Una mañana llena de alegría, de amor y de unión familiar se vivió en el Centro Penitenciario Integral de Mujeres que celebró el Día de las Madres con un acto especial.
En esta actividad participaron hijos, hijas, esposos y madres de las mujeres que se encuentran cumpliendo condenas por los delitos que cometieron.
De esta manera, en este centro penitenciario se vivieron momentos muy especiales, los esposos, niños y niñas llenaron de besos a sus madres, mientras las progenitoras de las detenidas también fueron parte de estos momentos únicos que garantiza el Buen Gobierno Sandinista, para fomentar la unidad familiar.

La alcaide de este centro, Jackeline Huete, manifestó que cada año en ese objetivo de llevar felicidad y unión familiar a las privadas de libertad, se realiza este acto especial en homenaje al Día de las Madres.
"Este momento es parte de las líneas de trabajo orientado por nuestro Buen Gobierno al frente el Comandante Daniel y la Compañera Rosario Murillo, de elevar nuestro trabajo en pro del tratamiento reeducativo de las privadas de libertad", dijo Huete.
Como parte de la actividad especial se hicieron presentaciones culturales, danzas folclóricas, niños declamaron poemas y hasta ritmos urbanos pudieron disfrutar los presentes.

Ashlin Nazarateh Mayorga, agradeció a Dios, al Comandante Daniel y la Compañera Rosario Murillo, por permitir que las privadas de libertad pudieran pasar momentos de alegría con sus madres e hijos.
"Es un momento que le dedicamos a las madres y queremos compartir con ellas, hacerlas sentir especial y decirles que son lo más importante para nosotros", dijo Mayorga.
Jorlene Escalante, también pudo en este día abrazar y besar a sus hijos, igual a su madre que llegó a visitarla para ser parte de esos momentos especiales.

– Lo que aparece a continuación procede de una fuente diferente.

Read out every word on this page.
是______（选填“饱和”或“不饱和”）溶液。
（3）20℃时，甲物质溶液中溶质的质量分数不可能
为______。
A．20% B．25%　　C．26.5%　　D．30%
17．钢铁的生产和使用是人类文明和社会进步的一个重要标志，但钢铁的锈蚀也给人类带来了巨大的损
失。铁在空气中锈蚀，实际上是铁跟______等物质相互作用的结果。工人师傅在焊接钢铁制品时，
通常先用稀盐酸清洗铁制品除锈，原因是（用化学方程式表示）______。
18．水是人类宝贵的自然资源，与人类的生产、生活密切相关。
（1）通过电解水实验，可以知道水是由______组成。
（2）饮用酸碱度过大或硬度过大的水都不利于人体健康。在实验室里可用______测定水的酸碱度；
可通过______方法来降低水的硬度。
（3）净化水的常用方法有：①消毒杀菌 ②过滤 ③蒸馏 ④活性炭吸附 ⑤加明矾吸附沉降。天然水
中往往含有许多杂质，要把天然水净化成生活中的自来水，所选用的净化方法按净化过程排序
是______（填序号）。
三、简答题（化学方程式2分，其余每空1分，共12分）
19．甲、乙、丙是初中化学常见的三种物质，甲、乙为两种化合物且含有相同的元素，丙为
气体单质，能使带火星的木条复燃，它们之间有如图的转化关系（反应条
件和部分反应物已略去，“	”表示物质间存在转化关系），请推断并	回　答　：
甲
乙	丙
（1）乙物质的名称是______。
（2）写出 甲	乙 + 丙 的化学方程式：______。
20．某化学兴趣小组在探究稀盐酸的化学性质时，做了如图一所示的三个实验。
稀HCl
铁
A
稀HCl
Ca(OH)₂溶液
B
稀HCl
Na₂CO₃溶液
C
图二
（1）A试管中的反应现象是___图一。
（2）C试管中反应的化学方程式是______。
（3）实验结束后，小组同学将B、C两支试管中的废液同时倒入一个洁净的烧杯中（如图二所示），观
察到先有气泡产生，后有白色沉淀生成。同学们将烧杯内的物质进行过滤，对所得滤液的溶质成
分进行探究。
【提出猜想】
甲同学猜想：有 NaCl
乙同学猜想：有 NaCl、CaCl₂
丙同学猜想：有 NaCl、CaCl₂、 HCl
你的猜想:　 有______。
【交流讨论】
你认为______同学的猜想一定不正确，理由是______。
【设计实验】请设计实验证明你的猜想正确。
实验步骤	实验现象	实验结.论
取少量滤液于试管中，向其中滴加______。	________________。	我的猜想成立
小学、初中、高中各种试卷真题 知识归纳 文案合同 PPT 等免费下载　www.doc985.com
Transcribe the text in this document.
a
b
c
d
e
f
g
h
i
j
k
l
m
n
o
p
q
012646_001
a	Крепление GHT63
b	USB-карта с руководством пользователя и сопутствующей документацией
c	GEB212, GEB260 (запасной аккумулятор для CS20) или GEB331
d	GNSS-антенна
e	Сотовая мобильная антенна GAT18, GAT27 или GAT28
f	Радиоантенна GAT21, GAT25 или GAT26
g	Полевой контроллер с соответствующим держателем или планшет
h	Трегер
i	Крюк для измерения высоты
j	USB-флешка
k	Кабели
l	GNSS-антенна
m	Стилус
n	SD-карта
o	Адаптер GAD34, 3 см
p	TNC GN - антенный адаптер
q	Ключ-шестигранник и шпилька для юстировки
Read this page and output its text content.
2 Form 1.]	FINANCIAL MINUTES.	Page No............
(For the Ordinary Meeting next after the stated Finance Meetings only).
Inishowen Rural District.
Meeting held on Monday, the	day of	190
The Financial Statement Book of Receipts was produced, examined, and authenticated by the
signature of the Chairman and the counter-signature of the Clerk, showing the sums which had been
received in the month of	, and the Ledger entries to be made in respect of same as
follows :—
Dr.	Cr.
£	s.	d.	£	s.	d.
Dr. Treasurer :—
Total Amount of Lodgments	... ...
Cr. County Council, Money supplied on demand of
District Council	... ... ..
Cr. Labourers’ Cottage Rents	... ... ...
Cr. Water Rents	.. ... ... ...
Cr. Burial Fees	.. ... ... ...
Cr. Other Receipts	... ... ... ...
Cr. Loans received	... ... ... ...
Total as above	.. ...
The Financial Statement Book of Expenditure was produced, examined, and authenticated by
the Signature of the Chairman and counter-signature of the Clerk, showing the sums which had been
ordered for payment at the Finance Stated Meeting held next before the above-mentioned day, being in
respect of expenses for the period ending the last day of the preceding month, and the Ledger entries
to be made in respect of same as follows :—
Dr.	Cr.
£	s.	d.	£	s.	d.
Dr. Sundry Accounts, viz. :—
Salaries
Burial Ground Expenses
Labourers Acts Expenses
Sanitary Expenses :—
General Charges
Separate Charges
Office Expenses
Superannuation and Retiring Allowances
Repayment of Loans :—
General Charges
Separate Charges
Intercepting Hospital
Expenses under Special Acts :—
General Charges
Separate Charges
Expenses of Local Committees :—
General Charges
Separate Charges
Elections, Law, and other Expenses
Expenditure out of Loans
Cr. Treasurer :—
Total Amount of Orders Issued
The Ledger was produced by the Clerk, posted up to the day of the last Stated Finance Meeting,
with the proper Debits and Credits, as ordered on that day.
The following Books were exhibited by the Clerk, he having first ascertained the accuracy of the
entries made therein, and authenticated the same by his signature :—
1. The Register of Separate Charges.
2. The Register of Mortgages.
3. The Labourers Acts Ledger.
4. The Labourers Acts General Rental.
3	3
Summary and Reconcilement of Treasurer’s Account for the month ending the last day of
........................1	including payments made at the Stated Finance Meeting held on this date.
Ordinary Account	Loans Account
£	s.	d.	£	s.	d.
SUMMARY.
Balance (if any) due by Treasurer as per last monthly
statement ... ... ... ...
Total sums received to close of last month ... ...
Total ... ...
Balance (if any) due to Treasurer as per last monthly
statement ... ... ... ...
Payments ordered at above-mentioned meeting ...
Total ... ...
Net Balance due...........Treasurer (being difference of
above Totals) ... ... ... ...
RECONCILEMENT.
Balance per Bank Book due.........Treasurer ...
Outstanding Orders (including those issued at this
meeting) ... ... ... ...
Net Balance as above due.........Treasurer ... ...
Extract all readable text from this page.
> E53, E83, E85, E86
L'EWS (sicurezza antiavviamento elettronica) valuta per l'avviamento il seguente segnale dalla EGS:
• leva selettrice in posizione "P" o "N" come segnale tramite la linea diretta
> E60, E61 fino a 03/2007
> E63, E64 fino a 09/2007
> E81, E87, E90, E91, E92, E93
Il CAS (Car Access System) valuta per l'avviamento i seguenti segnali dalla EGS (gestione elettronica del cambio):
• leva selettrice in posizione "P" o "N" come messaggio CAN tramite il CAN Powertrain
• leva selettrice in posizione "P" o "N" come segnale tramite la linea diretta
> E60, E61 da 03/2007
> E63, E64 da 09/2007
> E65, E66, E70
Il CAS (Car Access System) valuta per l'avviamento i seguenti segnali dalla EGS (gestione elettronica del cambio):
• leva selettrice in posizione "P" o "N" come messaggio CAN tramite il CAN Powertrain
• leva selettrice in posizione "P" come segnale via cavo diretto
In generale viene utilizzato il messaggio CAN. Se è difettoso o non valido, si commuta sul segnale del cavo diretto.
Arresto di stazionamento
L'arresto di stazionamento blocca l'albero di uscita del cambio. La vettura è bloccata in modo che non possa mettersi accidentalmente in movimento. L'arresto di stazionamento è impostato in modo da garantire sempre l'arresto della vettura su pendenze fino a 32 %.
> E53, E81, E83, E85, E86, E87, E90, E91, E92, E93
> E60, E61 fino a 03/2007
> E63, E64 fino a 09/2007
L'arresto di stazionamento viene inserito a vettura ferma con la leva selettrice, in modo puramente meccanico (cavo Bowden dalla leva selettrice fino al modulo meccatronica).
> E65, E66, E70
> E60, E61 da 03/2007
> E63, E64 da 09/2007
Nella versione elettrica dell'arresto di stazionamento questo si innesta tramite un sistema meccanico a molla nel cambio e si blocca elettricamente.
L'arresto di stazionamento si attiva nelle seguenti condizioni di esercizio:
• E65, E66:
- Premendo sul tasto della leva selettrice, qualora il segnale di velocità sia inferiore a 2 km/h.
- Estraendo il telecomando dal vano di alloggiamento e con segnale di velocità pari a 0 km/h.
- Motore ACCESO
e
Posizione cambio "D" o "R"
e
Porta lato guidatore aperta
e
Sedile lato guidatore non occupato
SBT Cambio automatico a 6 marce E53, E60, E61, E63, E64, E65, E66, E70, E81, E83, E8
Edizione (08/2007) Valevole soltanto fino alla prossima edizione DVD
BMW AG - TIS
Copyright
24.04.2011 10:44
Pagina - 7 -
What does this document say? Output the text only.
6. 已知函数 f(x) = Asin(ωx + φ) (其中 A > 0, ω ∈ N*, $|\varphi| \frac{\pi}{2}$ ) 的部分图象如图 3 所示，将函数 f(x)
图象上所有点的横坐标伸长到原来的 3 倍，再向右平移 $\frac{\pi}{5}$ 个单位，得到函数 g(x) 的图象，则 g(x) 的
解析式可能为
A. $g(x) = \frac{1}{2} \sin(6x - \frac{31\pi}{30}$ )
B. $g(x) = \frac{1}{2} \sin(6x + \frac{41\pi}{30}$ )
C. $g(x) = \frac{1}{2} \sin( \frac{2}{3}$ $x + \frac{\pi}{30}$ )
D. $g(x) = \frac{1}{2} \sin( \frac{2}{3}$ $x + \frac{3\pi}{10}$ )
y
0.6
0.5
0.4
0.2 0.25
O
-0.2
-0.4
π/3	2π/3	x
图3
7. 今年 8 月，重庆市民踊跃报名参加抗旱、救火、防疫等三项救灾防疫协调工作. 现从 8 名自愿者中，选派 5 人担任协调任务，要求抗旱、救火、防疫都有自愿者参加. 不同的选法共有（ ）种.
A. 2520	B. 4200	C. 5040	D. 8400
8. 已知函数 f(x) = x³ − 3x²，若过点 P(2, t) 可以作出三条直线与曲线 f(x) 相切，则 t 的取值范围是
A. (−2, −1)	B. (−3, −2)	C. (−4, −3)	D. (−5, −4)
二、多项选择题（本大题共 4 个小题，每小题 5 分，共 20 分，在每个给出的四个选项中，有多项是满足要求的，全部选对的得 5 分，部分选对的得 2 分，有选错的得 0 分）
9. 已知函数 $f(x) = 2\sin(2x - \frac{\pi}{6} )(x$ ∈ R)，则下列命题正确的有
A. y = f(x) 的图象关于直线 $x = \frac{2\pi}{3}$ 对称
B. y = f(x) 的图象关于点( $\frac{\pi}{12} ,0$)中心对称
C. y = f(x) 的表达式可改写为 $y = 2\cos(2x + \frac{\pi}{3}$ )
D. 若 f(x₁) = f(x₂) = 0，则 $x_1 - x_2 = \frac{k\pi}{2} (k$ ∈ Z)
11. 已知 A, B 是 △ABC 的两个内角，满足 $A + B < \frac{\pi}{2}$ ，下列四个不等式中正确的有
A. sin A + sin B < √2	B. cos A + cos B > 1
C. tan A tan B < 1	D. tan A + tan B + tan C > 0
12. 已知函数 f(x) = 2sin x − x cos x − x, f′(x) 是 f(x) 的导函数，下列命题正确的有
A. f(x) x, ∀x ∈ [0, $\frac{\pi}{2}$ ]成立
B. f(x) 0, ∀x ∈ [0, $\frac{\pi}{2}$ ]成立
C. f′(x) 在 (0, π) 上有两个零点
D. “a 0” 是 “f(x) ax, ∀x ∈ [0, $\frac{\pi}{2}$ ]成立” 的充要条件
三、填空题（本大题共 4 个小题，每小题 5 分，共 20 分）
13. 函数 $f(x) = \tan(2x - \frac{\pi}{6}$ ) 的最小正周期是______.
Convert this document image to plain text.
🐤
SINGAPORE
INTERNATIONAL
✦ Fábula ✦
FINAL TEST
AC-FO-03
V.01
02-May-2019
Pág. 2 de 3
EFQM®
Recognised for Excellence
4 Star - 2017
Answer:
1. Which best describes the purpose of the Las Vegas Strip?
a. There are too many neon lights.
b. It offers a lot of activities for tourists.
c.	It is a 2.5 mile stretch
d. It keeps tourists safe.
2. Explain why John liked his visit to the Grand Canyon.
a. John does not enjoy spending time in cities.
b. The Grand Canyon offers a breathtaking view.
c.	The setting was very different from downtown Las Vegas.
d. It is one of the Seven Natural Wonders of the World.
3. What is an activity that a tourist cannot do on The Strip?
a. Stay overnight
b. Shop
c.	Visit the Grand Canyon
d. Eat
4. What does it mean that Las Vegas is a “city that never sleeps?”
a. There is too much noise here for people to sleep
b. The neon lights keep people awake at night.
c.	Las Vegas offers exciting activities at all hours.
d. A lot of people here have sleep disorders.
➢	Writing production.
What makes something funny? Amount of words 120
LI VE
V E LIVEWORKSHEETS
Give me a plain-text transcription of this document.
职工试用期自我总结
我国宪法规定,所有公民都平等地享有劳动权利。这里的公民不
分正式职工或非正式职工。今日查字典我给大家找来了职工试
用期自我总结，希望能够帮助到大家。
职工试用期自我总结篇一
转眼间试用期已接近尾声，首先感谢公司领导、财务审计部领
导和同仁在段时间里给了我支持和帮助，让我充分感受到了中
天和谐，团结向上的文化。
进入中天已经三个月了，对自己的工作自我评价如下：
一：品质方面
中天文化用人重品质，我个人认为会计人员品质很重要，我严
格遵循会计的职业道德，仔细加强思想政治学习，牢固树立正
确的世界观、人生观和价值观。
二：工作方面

"Queremos en primer lugar agradecer a nuestro Gobierno, a nuestro Presidente Daniel Ortega y la Compañera Rosario Murillo, por permitirnos y regalarnos este espacio a pesar de que estamos privadas de libertad compartir con nuestra familia, con nuestros hijos y nuestras mamá", afirmó Jorlene.
Actividades similares se vivieron en otros sistemas penitenciarios del país, como parte de esa voluntad de promover el amor y unidad familiar entre los presos y presas con sus madres o hijos.